IP Brochure Looks At If Pixels Are Greener Than Paper
Friday, June 26, 2009
Press release from the issuing companyMEMPHIS, Tenn. -- More and more people are communicating with electronic media. But are electronic devices more environmentally friendly than paper? To address this important question, International Paper has launched a new brochure in its Down to Earth environmental series, "Pixels vs. Paper: Are pixels greener than paper?"
Every decision to communicate has some impact on the environment and the brochure reveals some important facts about communicating on paper versus electronically. Also, the new Down to Earth brochure includes some facts that may surprise you. For example, did you know . . .
Paper comes from a renewable resource - Trees.
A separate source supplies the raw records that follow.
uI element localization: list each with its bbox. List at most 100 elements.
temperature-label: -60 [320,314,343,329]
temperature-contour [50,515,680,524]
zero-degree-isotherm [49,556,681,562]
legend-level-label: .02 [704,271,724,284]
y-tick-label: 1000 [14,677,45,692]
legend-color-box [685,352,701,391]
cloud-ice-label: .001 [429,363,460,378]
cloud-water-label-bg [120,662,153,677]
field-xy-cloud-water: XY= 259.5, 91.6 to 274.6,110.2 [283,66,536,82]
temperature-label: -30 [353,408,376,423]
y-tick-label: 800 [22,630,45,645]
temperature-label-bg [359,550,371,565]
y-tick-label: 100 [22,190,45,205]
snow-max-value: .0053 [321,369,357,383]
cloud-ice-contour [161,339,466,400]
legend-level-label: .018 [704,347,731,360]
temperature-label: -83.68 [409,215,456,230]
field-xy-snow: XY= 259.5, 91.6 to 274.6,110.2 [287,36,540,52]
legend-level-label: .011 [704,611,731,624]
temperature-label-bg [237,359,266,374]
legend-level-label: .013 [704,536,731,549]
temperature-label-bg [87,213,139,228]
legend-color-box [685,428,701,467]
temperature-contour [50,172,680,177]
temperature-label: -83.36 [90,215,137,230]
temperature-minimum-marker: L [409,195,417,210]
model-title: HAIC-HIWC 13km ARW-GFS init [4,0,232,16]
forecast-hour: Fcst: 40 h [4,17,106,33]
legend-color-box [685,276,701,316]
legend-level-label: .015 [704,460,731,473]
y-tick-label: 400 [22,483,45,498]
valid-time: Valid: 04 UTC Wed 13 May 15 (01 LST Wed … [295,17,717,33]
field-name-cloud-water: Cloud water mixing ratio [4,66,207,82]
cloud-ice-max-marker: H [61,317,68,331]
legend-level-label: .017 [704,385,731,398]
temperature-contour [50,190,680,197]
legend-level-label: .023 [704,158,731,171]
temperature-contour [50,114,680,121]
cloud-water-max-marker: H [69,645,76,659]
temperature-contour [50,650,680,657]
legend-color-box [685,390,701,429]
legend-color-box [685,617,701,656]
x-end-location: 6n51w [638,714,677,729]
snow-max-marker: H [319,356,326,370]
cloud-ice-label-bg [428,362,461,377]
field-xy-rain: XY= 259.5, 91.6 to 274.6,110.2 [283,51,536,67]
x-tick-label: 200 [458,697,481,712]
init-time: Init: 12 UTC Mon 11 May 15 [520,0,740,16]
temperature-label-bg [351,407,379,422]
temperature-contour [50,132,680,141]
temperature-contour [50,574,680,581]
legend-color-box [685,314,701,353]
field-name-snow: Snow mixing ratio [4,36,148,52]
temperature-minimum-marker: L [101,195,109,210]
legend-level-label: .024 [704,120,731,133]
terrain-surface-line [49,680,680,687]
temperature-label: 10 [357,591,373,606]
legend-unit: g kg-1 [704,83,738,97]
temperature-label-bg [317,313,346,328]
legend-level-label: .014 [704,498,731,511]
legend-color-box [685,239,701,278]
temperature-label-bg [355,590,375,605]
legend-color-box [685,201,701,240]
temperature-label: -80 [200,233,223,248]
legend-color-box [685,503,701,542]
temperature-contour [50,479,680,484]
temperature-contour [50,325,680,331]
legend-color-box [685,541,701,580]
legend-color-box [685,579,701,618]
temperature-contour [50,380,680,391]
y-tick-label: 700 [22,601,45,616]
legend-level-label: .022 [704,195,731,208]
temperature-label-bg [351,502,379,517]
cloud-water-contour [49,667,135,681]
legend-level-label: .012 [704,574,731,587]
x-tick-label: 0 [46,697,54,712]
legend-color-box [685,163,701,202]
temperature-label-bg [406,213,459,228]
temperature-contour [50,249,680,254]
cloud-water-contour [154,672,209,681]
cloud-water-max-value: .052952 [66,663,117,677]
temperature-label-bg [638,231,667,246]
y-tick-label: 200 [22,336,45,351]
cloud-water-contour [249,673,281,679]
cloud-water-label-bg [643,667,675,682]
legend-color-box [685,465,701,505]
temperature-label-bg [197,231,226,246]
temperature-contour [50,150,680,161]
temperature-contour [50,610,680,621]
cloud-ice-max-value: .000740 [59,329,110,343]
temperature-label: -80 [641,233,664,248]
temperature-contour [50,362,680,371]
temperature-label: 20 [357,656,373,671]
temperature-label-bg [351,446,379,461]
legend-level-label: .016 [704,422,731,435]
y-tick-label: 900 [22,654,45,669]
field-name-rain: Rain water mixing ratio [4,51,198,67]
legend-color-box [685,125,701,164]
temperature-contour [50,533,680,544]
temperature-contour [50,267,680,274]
- Every day the paper and forest products industry plants more than three times the number of trees than are harvested -- paper is truly renewable and sustainable.
- Electronic devices are typically made of plastics and other non-renewable resources and often contain chemicals and metals.
Paper vs. Computers - Compare energy consumption.
- The amount of electricity to run a computer for only five months could produce enough paper for the average person to use for an entire year. Paper is biodegradable and recyclable. Are computers?
- Paper is biodegradable and nearly 60 percent of all paper in the U.S. is recycled.
- Only 18 percent of all electronic devices are currently recycled and E-waste constitutes the single largest waste export in the U.S.
"International Paper's Down to Earth series has received outstanding responses, so we are continuing the series this year," said David Struhs, International Paper's vice president, Sustainability. "With the Down to Earth series, we hope to clear up some of the myths and misconceptions about our paper and the forest products industry and provide thought provoking educational pieces that help our customers better understand important environmental topics."
Struhs added, "International Paper believes pixels and paper both have a place in our communications future. By linking paper with the efficiency of electronics, we can streamline our communications and help maintain the best environmental balance possible."
There are three other brochures in the "Down to Earth" series:
Volume 1: "Certification: Where does your paper come from?"
Volume 2: "Recycled vs. Virgin: Is recycled paper the best you can do?"
Volume 3: "Carbon Footprint: How big is your carbon footprint?"